Возникла пауза. Затем девочка с придыханием, шепотом спросила:
– Ой, мам! Как ты сейчас назвала меня?! Всегда так говори!
– Всегда – нельзя. Тебя так называл твой папка.
Девочка замолчала и глазами-блюдцами уставилась на маму. Затем несмело, также шепотом, произнесла:
– А где он, папка?
Нюська, жалея, что начала этот разговор, нехотя ответила:
– Он далеко. На пароходе плавает по морям-океанам.
– А к нам он приплывет? Ко мне?! – уже громко воскликнула Катя.
Мама печально улыбнулась и, скорее для себя, чем для дочери, ответила:
– Для парохода нужно море. А у нас все поле да поле. Как же он по полю приплывет? Ну все! Иди к Лизке, ложись спать! – И направилась к двери.
Девочка вдогонку крикнула:
– Мам, я тебе дам тоже немножко счастья! А потом мы с тобой пойдем туда, где море. А если это далеко, дядя Петя нас подвезет на лошадях. Он добрый!
Девочки-восьмиклассницы птичьей стайкой собирались на перемене около широкого окна в коридоре. Следующее окно было для девятиклассниц. Граница между окнами по неписаному правилу не нарушалась. Учебный год только начался, поэтому поговорить было о чем, жуя припасенные из дому бутерброды. Обменивались новостями, обговаривая текущие дела.
Сашку Брусникину уже который день подруги не видели в своем кружке – она пропадала неизвестно где.
– У нее какие-то дела с Милкой Опариной из девятого «А»! – сообщила одна из учениц.
– Что общего может быть у Саши с этой дылдой? – обиделась подруга Брусникиной – Ольга.
– Ты не волнуйся, Оля! Они вовсе не дружат. Я видела, как они ссорились. Сашка даже руками размахивала, что-то доказывая. А Опара громко хмыкала. Потом они увидели меня и разбежались.
– Да, но почему Санька вот уже три дня не подходит к нам на переменах? Где она сейчас, в это время? Мне кажется, эта Милка-зараза что-то замыслила, – горячилась Оля. – После уроков у Сашки музыка. Я ее обычно жду, чтобы вместе домой идти…
Школьный звонок прервал жаркую беседу, все поспешили на урок.
В то время, когда подруги задавались вопросом, где же Саша, Александра Брусникина, ученица восьмого «А» класса, и девятиклассница Людмила Опарина стояли в дальнем углу школьного двора, затененного кустами сирени. Издали можно было подумать, что между девушками проходит увлекательная беседа… Брусникина горячо подавала реплики, для убедительности прикладывая руку к груди. Опарина слушала ее с джокондовской улыбкой, редко бросая колкие фразы:
– Мне твои оправдания на фиг не нужны! Целуйся ты со своим Кирюшей. Мне-то что за дело?
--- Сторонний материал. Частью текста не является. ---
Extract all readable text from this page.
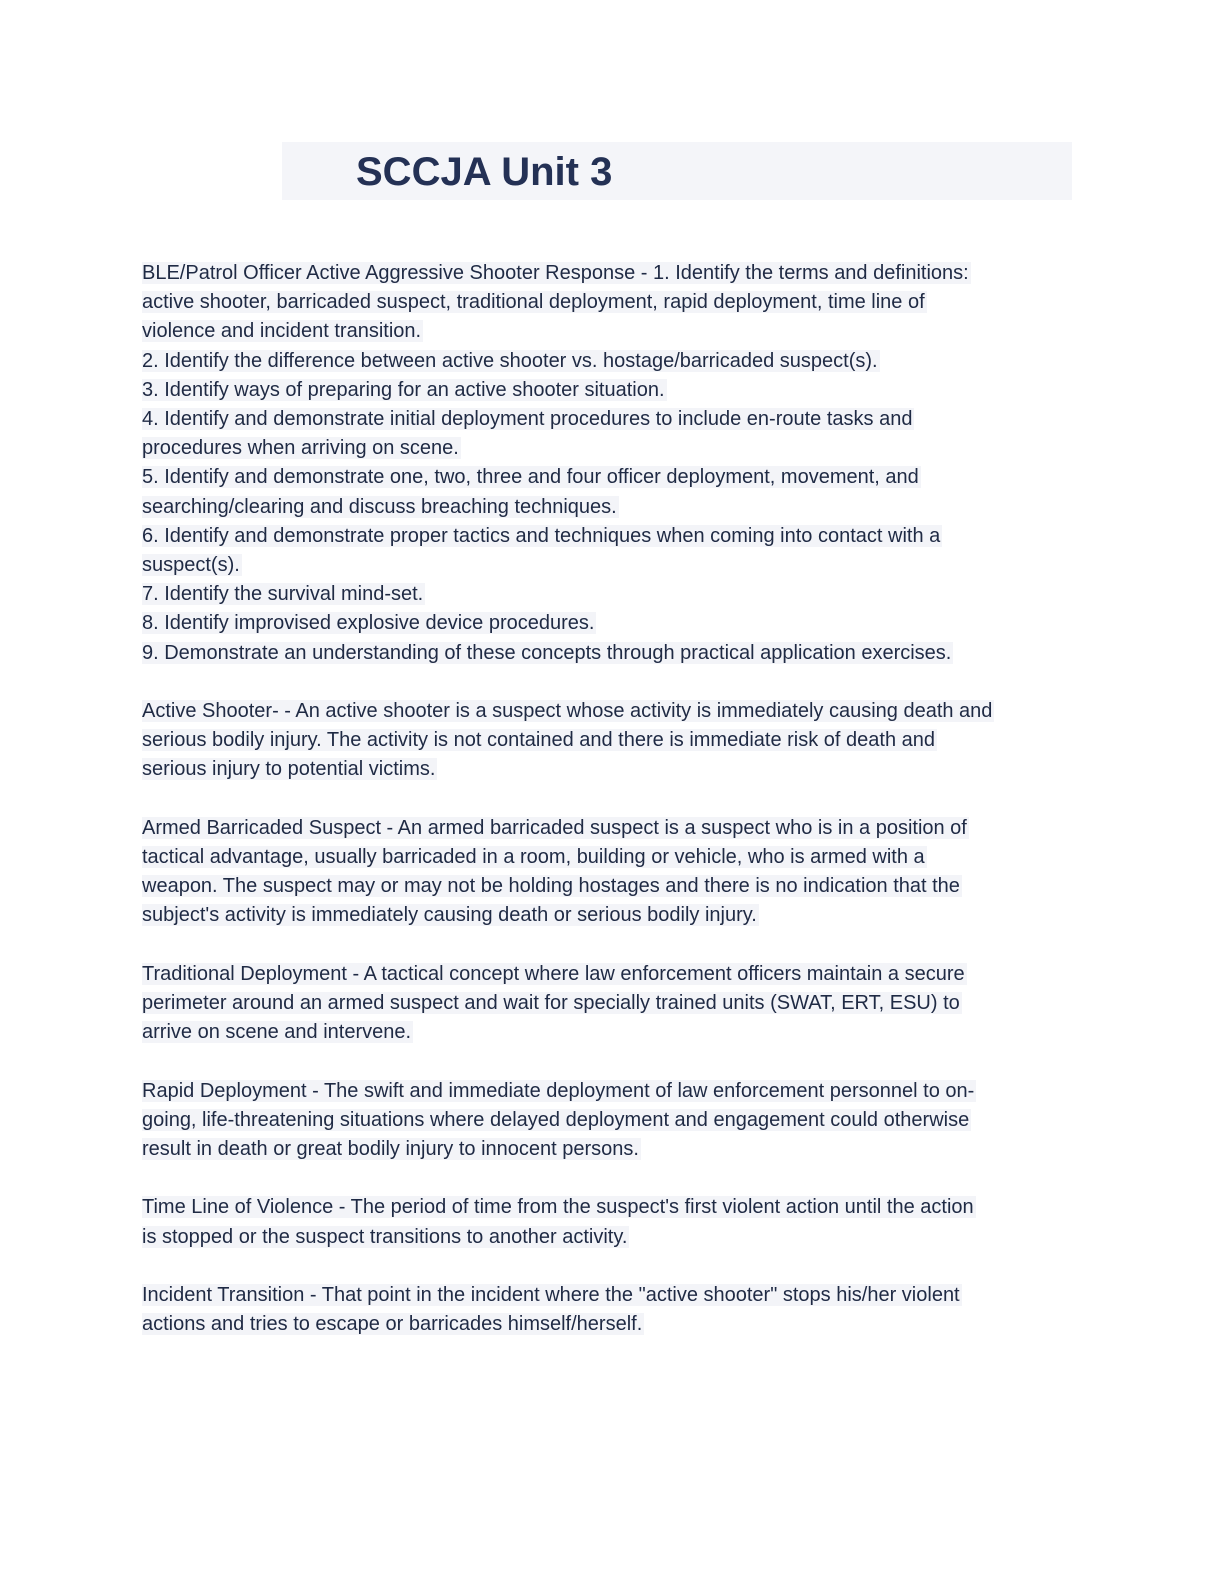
SCCJA Unit 3

BLE/Patrol Officer Active Aggressive Shooter Response - 1. Identify the terms and definitions:
active shooter, barricaded suspect, traditional deployment, rapid deployment, time line of
violence and incident transition.
2. Identify the difference between active shooter vs. hostage/barricaded suspect(s).
3. Identify ways of preparing for an active shooter situation.
4. Identify and demonstrate initial deployment procedures to include en-route tasks and
procedures when arriving on scene.
5. Identify and demonstrate one, two, three and four officer deployment, movement, and
searching/clearing and discuss breaching techniques.
6. Identify and demonstrate proper tactics and techniques when coming into contact with a
suspect(s).
7. Identify the survival mind-set.
8. Identify improvised explosive device procedures.
9. Demonstrate an understanding of these concepts through practical application exercises.

Active Shooter- - An active shooter is a suspect whose activity is immediately causing death and
serious bodily injury. The activity is not contained and there is immediate risk of death and
serious injury to potential victims.

Armed Barricaded Suspect - An armed barricaded suspect is a suspect who is in a position of
tactical advantage, usually barricaded in a room, building or vehicle, who is armed with a
weapon. The suspect may or may not be holding hostages and there is no indication that the
subject's activity is immediately causing death or serious bodily injury.

Traditional Deployment - A tactical concept where law enforcement officers maintain a secure
perimeter around an armed suspect and wait for specially trained units (SWAT, ERT, ESU) to
arrive on scene and intervene.

Rapid Deployment - The swift and immediate deployment of law enforcement personnel to on-
going, life-threatening situations where delayed deployment and engagement could otherwise
result in death or great bodily injury to innocent persons.

Time Line of Violence - The period of time from the suspect's first violent action until the action
is stopped or the suspect transitions to another activity.

Incident Transition - That point in the incident where the "active shooter" stops his/her violent
actions and tries to escape or barricades himself/herself.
– Мила, перестань издеваться! Сколько раз тебе повторять, мы с ним не целовались! Он подошел ко мне и показывал, как правильно держать смычок. Ты в это время открыла дверь, и тебе показалось, что Кирилл Сергеевич меня обнимает. Но это же бред!
– Да? А почему же тогда ты отскочила от него как ошпаренная и покраснела до самых ушей, как вареный рак?.. Короче: хочешь, чтобы никто не узнал, – будешь мне каждый день отдавать свою жратву. Говорят, у тебя вкусные блины бабка печет. Кстати, вот сейчас и давай, поесть охота!
Брусникина, глядя на Опарину, как кролик на удава, механически протянула ей завернутые в бумагу блины, которые принесла с собой, чтобы поесть с девочками на перемене. Опарина, отхватив сразу полблина, промычала:
– А я, так и быть, буду… – и, запихнув оставшийся блин в рот, закончила: – …пока молчать, – сделав ударение на слове «пока».
На лице Опариной улыбка Джоконды сменилась наглым выражением. Потому как голод не способствовал проявлению высоких чувств. А Милка была голодной всегда. Достатка в доме не было, жили впроголодь. Осенью в сентябре их кормила соседская груша, ветви которой склонялись во двор Опариных. Ароматные груши заменяли Милке в школе бутерброды. Периодически Милкин отчим менял их на бутылку. Хозяин груши ругался, грозился спилить ветки, обращенные в сторону непутевых соседей, но пока что, вопреки угрозам, дерево одаривало плодами оба двора.
Симпатичная девица Опарина была старше сверстниц, потому что в некоторых классах сидела по два года. Тонкостью души не отличалась, лихо владела неформальной лексикой, не стесняя себя в выражениях. У нее было два брата – пяти и шести лет. Отчим выпивал и, что больше всего злило Милку, приучал к этому и мать.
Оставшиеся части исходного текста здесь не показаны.